Foreign exchange (FX) is one of the fastest-growing asset classes in the retail investment community, with an increasing number of investors recognising its benefits.

According to Betsy Waters, global director, dbFX at Deutsche Bank's online FX trading platform, FX offers investors uncorrelated returns to traditional asset classes, and can play a key diversification role in a traditional investment portfolio. It is also a highly liquid market - open 24 hours a day, six days a week - and coupled with the fact that investors always trade one currency against another, it provides continuous opportunities for investors to leverage.

The FX market has grown tremendously in the past few years. The growth in the market has seen the increase in number of FX providers available for investors to choose from.

This growth and increase in choice is making it harder for investors to select a broker that not only best suits their trading needs, but is also reliable and offers value for money, Waters says.

So how can investors address this growing challenge of choice? The good news is that the retail FX community is a 'chatty' one, and there is a great deal of information available on the internet - through the likes of forums and blogs - where you can readily find information and data, and ultimately firsthand experience, from other investors and traders on the quality of services of providers - good, bad or otherwise.

Looking at platforms specifically, the tools available on it should be looked at closely. Can you manage your risk effectively by executing stop loss orders?

Are you able to trade directly from charts?, an approach popular with many traders. Reliable, fair and transparent pricing is also an important consideration. Traders must be careful to look behind the advertised price, and clearly establish the 'actual or typical' price, which is often not clear and different from the one advertised.

The level of customer service is an important factor to consider when choosing a broker. An effective way of doing so is to contact their helpdesk, Waters says. FX brokers routinely offer leverage of as high as 200 to 1.

This can have a significant impact on leveraged capital and ultimately investment returns, and reinforces the need for you to be clear on your appetite, or lack thereof, for risk, as this can help narrow the list of potential providers even further.
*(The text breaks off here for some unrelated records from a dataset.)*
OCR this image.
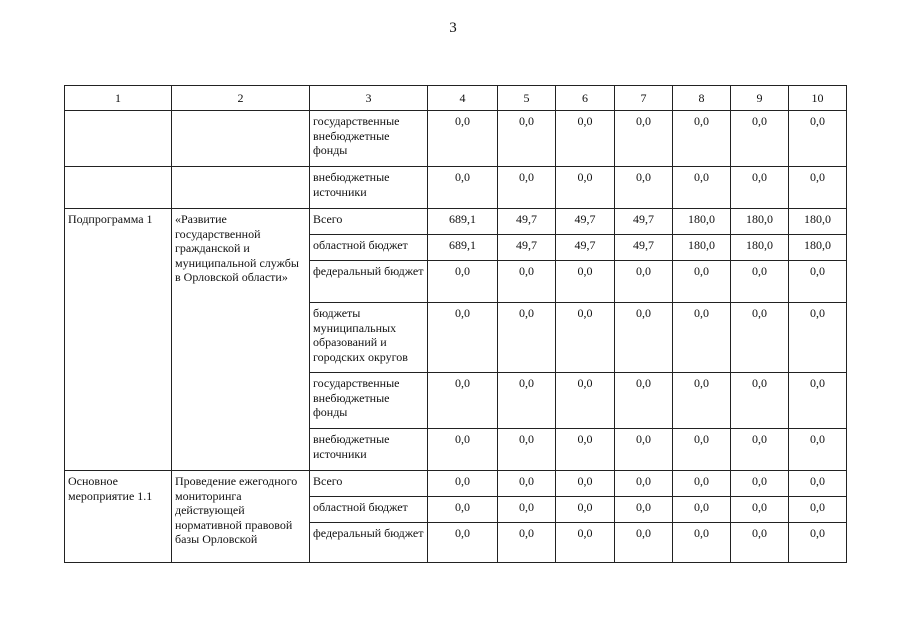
3
1	2	3	4	5	6	7	8	9	10
		государственные внебюджетные фонды	0,0	0,0	0,0	0,0	0,0	0,0	0,0
		внебюджетные источники	0,0	0,0	0,0	0,0	0,0	0,0	0,0
Подпрограмма 1	«Развитие государственной гражданской и муниципальной службы в Орловской области»	Всего	689,1	49,7	49,7	49,7	180,0	180,0	180,0
		областной бюджет	689,1	49,7	49,7	49,7	180,0	180,0	180,0
		федеральный бюджет	0,0	0,0	0,0	0,0	0,0	0,0	0,0
		бюджеты муниципальных образований и городских округов	0,0	0,0	0,0	0,0	0,0	0,0	0,0
		государственные внебюджетные фонды	0,0	0,0	0,0	0,0	0,0	0,0	0,0
		внебюджетные источники	0,0	0,0	0,0	0,0	0,0	0,0	0,0
Основное мероприятие 1.1	Проведение ежегодного мониторинга действующей нормативной правовой базы Орловской	Всего	0,0	0,0	0,0	0,0	0,0	0,0	0,0
		областной бюджет	0,0	0,0	0,0	0,0	0,0	0,0	0,0
		федеральный бюджет	0,0	0,0	0,0	0,0	0,0	0,0	0,0
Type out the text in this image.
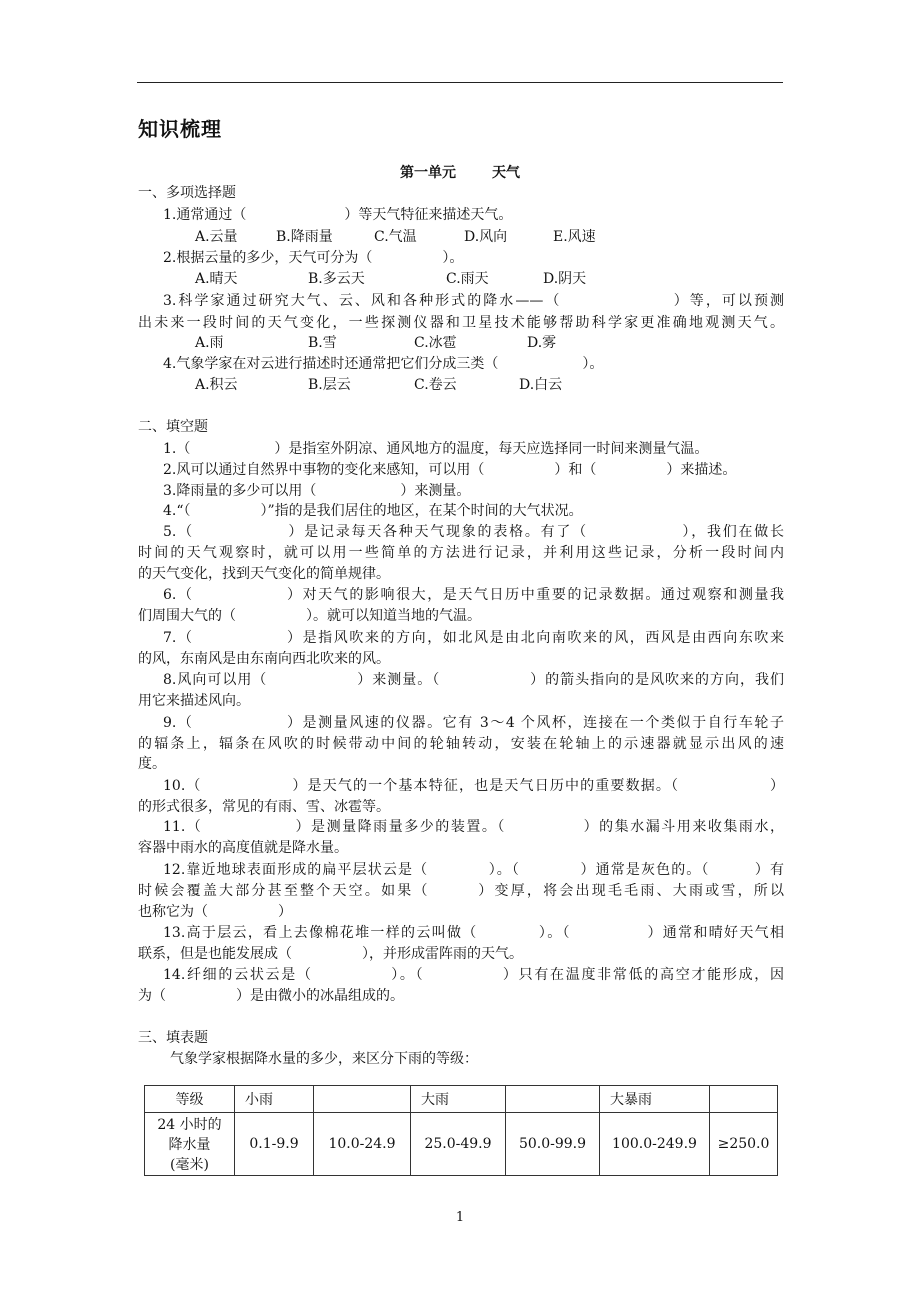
知识梳理
第一单元	天气
一、多项选择题
1.通常通过（　　　　　　　）等天气特征来描述天气。
A.云量	B.降雨量	C.气温	D.风向	E.风速
2.根据云量的多少，天气可分为（　　　　　）。
A.晴天	B.多云天	C.雨天	D.阴天
3.科学家通过研究大气、云、风和各种形式的降水——（　　　　　　　）等，可以预测
出未来一段时间的天气变化，一些探测仪器和卫星技术能够帮助科学家更准确地观测天气。
A.雨	B.雪	C.冰雹	D.雾
4.气象学家在对云进行描述时还通常把它们分成三类（　　　　　　）。
A.积云	B.层云	C.卷云	D.白云
二、填空题
1.（　　　　　　）是指室外阴凉、通风地方的温度，每天应选择同一时间来测量气温。
2.风可以通过自然界中事物的变化来感知，可以用（　　　　　）和（　　　　　）来描述。
3.降雨量的多少可以用（　　　　　　）来测量。
4.“（　　　　　）”指的是我们居住的地区，在某个时间的大气状况。
5.（　　　　　　）是记录每天各种天气现象的表格。有了（　　　　　　），我们在做长
时间的天气观察时，就可以用一些简单的方法进行记录，并利用这些记录，分析一段时间内
的天气变化，找到天气变化的简单规律。
6.（　　　　　　）对天气的影响很大，是天气日历中重要的记录数据。通过观察和测量我
们周围大气的（　　　　　）。就可以知道当地的气温。
7.（　　　　　　）是指风吹来的方向，如北风是由北向南吹来的风，西风是由西向东吹来
的风，东南风是由东南向西北吹来的风。
8.风向可以用（　　　　　　）来测量。（　　　　　　）的箭头指向的是风吹来的方向，我们
用它来描述风向。
9.（　　　　　　）是测量风速的仪器。它有 3～4 个风杯，连接在一个类似于自行车轮子
的辐条上，辐条在风吹的时候带动中间的轮轴转动，安装在轮轴上的示速器就显示出风的速
度。
10.（　　　　　　）是天气的一个基本特征，也是天气日历中的重要数据。（　　　　　　）
的形式很多，常见的有雨、雪、冰雹等。
11.（　　　　　　）是测量降雨量多少的装置。（　　　　　）的集水漏斗用来收集雨水，
容器中雨水的高度值就是降水量。
12.靠近地球表面形成的扁平层状云是（　　　　）。（　　　　）通常是灰色的。（　　　）有
时候会覆盖大部分甚至整个天空。如果（　　　）变厚，将会出现毛毛雨、大雨或雪，所以
也称它为（　　　　　）
13.高于层云，看上去像棉花堆一样的云叫做（　　　　）。（　　　　　）通常和晴好天气相
联系，但是也能发展成（　　　　　），并形成雷阵雨的天气。
14.纤细的云状云是（　　　　　）。（　　　　　）只有在温度非常低的高空才能形成，因
为（　　　　　）是由微小的冰晶组成的。
三、填表题
气象学家根据降水量的多少，来区分下雨的等级：
等级	小雨		大雨		大暴雨	

24 小时的
降水量
(毫米)	0.1-9.9	10.0-24.9	25.0-49.9	50.0-99.9	100.0-249.9	≥250.0
1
'There is a saying in the FX business, that you're only as good as your research. Look behind any provider and establish what kind of research you would have access to as a client,' Waters says.

Is it proprietary research, or information you could find on your own anyway? How up-to-date is it and, ultimately, how useful do you think it will be in helping you to trade?
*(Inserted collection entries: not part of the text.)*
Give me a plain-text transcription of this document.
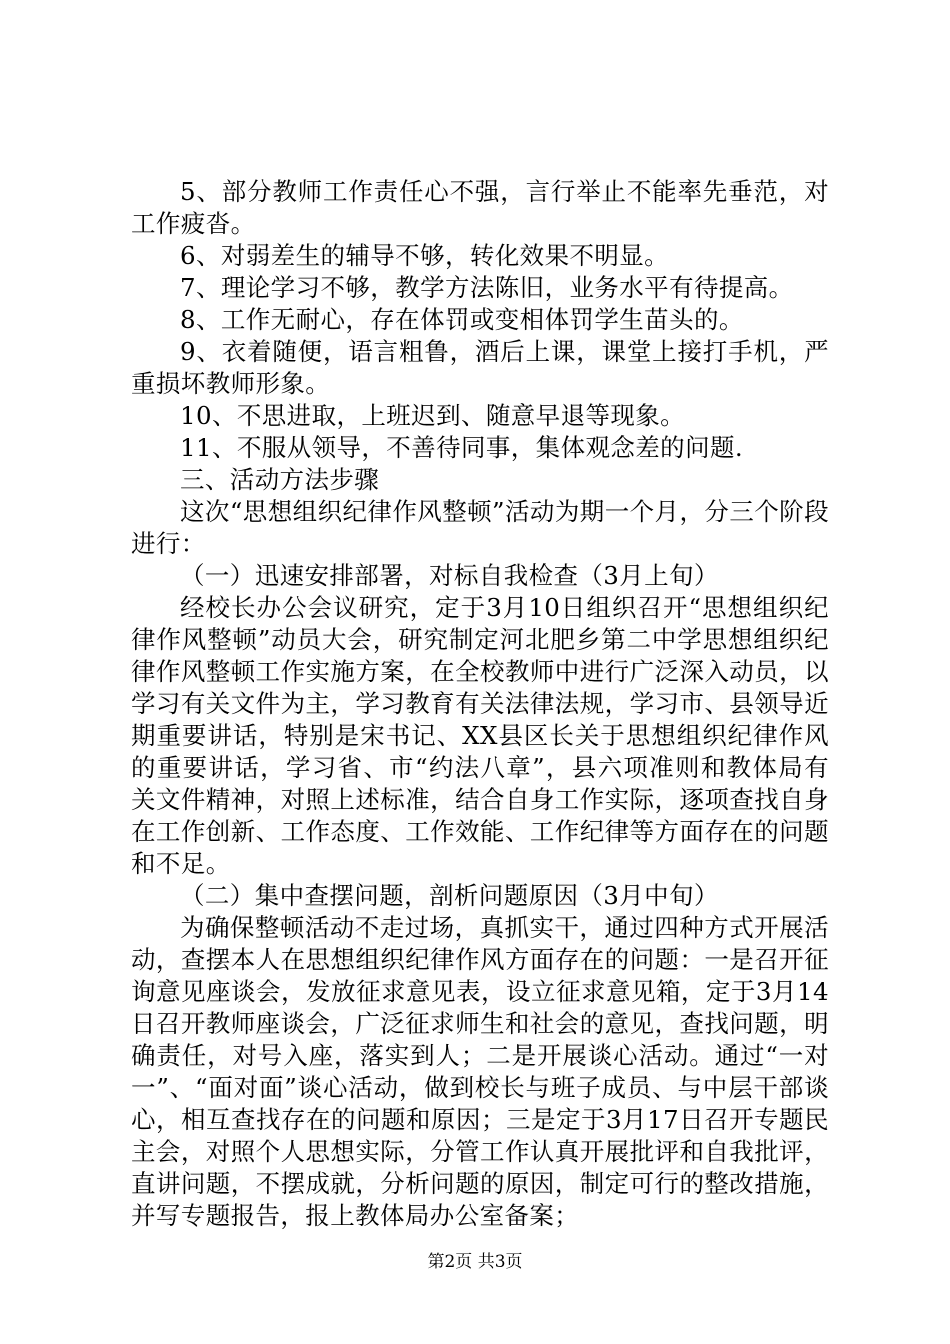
5、部分教师工作责任心不强，言行举止不能率先垂范，对工作疲沓。

6、对弱差生的辅导不够，转化效果不明显。

7、理论学习不够，教学方法陈旧，业务水平有待提高。

8、工作无耐心，存在体罚或变相体罚学生苗头的。

9、衣着随便，语言粗鲁，酒后上课，课堂上接打手机，严重损坏教师形象。

10、不思进取，上班迟到、随意早退等现象。

11、不服从领导，不善待同事，集体观念差的问题.

三、活动方法步骤

这次“思想组织纪律作风整顿”活动为期一个月，分三个阶段进行：

（一）迅速安排部署，对标自我检查（3月上旬）

经校长办公会议研究，定于3月10日组织召开“思想组织纪律作风整顿”动员大会，研究制定河北肥乡第二中学思想组织纪律作风整顿工作实施方案，在全校教师中进行广泛深入动员，以学习有关文件为主，学习教育有关法律法规，学习市、县领导近期重要讲话，特别是宋书记、XX县区长关于思想组织纪律作风的重要讲话，学习省、市“约法八章”，县六项准则和教体局有关文件精神，对照上述标准，结合自身工作实际，逐项查找自身在工作创新、工作态度、工作效能、工作纪律等方面存在的问题和不足。

（二）集中查摆问题，剖析问题原因（3月中旬）

为确保整顿活动不走过场，真抓实干，通过四种方式开展活动，查摆本人在思想组织纪律作风方面存在的问题：一是召开征询意见座谈会，发放征求意见表，设立征求意见箱，定于3月14日召开教师座谈会，广泛征求师生和社会的意见，查找问题，明确责任，对号入座，落实到人；二是开展谈心活动。通过“一对一”、“面对面”谈心活动，做到校长与班子成员、与中层干部谈心，相互查找存在的问题和原因；三是定于3月17日召开专题民主会，对照个人思想实际，分管工作认真开展批评和自我批评，直讲问题，不摆成就，分析问题的原因，制定可行的整改措施，并写专题报告，报上教体局办公室备案；

第2页 共3页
Some providers, such as dbFX, are able to offer clients privileged access to market-leading and proprietary research from their own comprehensive research capability - offering you a distinct advantage when trading the FX markets.

Regulations are there to provide traders with the right environment in which to trade, and investors should look closely at whether a provider is regulated, and by what means.

Investors should also establish where their funds are held, and the capital strength of the provider to help ensure that they are reputable and they offer the maximum protection available.

Finally, before signing up to any provider, traders should open a demo or free-trial account and test out the platform's 'bells and whistles', and familiarise themselves with the way the system works and how it performs.

Only after a solid and prolonged 'test ride' should you narrow your choices further to the point where you are ready to make an informed, and well-considered decision on the broker you will select as your trading partner in the long term. Then, and only then, can the real trading begin.